I feel so up and down. yesterday marked one month leaving him and 18 days no contact. I can't sleep because I'm staying to remember all the little details of how badly he treated me. things from three years ago I had pushed down and forgot, they're all surfacing and they're kind of shocking to me now. it's hard remembering them. on his birthday just gone I asked him if he wanted to go for a drive somewhere to get out of the house, he proceeded to shout and scream at me calling me selfish that it was his birthday and he was tired from work and I've ruined it now. I ended up driving around the town we live in for an hour crying. I cane home and he ignored me for the entire night. how did I deserve that. that's just one of many bad memories that are flooding back. I do think at least the trauma bond is starting to be severed.

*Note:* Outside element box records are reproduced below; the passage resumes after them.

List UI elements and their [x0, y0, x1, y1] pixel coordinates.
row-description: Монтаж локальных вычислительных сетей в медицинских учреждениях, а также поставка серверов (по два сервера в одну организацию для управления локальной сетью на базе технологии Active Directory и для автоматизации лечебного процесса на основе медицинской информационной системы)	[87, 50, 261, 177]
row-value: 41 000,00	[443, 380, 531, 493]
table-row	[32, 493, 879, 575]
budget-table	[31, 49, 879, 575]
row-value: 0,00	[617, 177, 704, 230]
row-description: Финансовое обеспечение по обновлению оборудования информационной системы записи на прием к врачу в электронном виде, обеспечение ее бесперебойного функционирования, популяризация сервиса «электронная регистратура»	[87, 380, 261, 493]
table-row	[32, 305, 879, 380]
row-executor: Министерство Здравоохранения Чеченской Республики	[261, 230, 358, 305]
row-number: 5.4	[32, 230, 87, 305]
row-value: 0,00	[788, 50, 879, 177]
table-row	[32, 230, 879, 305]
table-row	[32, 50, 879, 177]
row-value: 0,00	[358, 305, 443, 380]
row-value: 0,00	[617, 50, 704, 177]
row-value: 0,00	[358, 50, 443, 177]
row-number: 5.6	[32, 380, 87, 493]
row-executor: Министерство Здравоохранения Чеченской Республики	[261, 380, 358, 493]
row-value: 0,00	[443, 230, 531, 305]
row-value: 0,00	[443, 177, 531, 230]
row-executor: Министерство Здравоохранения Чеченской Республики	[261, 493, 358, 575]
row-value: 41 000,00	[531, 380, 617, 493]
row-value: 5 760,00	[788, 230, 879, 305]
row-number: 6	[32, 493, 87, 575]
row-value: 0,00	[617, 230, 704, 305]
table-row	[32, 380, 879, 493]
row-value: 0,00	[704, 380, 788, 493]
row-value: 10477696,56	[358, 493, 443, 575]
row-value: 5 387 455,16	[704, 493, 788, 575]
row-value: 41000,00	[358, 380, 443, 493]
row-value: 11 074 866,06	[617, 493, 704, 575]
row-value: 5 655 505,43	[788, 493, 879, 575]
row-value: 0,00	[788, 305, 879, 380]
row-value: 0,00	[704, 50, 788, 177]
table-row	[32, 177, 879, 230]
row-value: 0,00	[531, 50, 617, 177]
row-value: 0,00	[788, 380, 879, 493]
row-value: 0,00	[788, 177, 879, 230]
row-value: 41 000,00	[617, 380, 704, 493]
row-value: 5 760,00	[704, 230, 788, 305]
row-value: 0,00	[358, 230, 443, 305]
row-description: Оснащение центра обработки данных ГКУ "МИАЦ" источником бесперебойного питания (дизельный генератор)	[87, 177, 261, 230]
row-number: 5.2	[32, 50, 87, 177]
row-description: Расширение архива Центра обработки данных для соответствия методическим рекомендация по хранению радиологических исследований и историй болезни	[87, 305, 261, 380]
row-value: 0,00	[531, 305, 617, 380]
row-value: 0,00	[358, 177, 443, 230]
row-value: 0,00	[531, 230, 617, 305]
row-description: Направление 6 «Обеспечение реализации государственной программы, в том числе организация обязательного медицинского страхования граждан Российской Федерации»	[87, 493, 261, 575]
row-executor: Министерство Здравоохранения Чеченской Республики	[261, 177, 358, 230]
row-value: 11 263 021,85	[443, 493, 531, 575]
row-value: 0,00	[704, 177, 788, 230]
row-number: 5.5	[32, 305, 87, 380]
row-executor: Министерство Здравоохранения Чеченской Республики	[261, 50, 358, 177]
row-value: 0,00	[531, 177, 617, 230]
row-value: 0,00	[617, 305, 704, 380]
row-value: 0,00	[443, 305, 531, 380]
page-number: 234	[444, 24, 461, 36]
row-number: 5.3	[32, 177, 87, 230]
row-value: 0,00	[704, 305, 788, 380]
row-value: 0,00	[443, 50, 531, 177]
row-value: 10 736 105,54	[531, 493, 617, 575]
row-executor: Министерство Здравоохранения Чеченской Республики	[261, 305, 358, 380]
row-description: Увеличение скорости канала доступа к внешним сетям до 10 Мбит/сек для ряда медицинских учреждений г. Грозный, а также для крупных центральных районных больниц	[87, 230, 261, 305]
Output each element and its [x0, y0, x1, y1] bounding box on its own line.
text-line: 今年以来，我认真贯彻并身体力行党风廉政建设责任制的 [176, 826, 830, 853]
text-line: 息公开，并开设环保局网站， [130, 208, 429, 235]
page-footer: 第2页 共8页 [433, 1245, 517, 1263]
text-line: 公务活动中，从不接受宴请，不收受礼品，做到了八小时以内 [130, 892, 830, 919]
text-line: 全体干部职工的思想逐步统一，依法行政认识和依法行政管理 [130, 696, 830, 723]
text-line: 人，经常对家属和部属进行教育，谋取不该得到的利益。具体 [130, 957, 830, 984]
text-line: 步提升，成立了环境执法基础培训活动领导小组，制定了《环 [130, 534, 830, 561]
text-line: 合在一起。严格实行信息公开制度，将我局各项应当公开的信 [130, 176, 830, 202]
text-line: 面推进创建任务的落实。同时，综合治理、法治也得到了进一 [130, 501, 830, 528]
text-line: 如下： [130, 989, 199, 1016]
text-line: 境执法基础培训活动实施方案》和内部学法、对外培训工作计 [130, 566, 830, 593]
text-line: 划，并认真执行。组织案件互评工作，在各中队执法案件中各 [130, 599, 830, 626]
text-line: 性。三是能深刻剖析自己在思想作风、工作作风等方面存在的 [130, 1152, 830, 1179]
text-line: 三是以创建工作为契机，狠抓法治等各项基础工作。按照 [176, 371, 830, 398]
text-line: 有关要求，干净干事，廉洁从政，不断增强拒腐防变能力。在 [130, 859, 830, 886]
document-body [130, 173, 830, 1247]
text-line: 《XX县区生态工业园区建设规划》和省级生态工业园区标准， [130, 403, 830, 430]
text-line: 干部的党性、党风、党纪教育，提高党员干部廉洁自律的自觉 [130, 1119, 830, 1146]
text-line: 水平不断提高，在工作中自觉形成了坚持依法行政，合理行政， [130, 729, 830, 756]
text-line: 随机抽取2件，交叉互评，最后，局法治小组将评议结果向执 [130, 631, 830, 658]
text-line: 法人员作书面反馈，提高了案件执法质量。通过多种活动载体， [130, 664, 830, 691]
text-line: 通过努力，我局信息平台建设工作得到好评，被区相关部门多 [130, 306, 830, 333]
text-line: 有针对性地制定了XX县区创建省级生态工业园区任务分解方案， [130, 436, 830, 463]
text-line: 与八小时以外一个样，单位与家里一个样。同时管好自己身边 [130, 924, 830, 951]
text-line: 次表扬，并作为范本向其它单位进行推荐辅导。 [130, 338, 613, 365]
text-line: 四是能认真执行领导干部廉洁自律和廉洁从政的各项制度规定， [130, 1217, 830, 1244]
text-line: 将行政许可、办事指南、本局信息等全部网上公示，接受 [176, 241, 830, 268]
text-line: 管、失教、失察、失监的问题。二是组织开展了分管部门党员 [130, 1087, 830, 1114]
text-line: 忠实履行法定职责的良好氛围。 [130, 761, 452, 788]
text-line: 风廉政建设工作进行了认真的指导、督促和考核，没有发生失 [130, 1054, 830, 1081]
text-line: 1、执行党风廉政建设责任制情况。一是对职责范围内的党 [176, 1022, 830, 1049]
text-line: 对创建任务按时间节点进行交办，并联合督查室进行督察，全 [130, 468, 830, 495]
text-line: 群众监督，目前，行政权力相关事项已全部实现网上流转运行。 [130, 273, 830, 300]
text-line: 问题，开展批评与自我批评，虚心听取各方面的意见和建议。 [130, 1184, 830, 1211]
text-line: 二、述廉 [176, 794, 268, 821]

Last updated on:2025-05-27T18:37:55+05:30
Comments (8)
The storm of emotions right now is exhausting but you are moving through it. And every single day you choose yourself the grip he had on you weakens. One day you’ll wake up and realize you survived him.
I spent nights crying asking why he treated me like I was disposable. But now I know I wasn’t the problem. They were. And walking away was the greatest act of self love I could have given myself.
One month out and the trauma bond is cracking. That’s progress. That’s proof that healing is happening even when it feels unbearable right now.
That emotional whiplash feeling okay one day wrecked the next is part of the process. But every painful memory that resurfaces is another step toward freedom from him.
I know the weight of holding onto old pain. The more I remembered the more I wanted to believe I was overreacting. But I wasn’t. And neither are you. Your feelings are valid.
Thank you 😊
I used to ask myself How did I deserve this?" But the truth is I didn’t. And neither did you. People who love you don’t treat you like a burden. You are not selfish you were just hoping for the bare minimum.
the moment the bad memories started resurfacing. It felt like the heartbreak was happening all over again. But trust me those memories coming back means you're finally seeing the truth. That’s healing.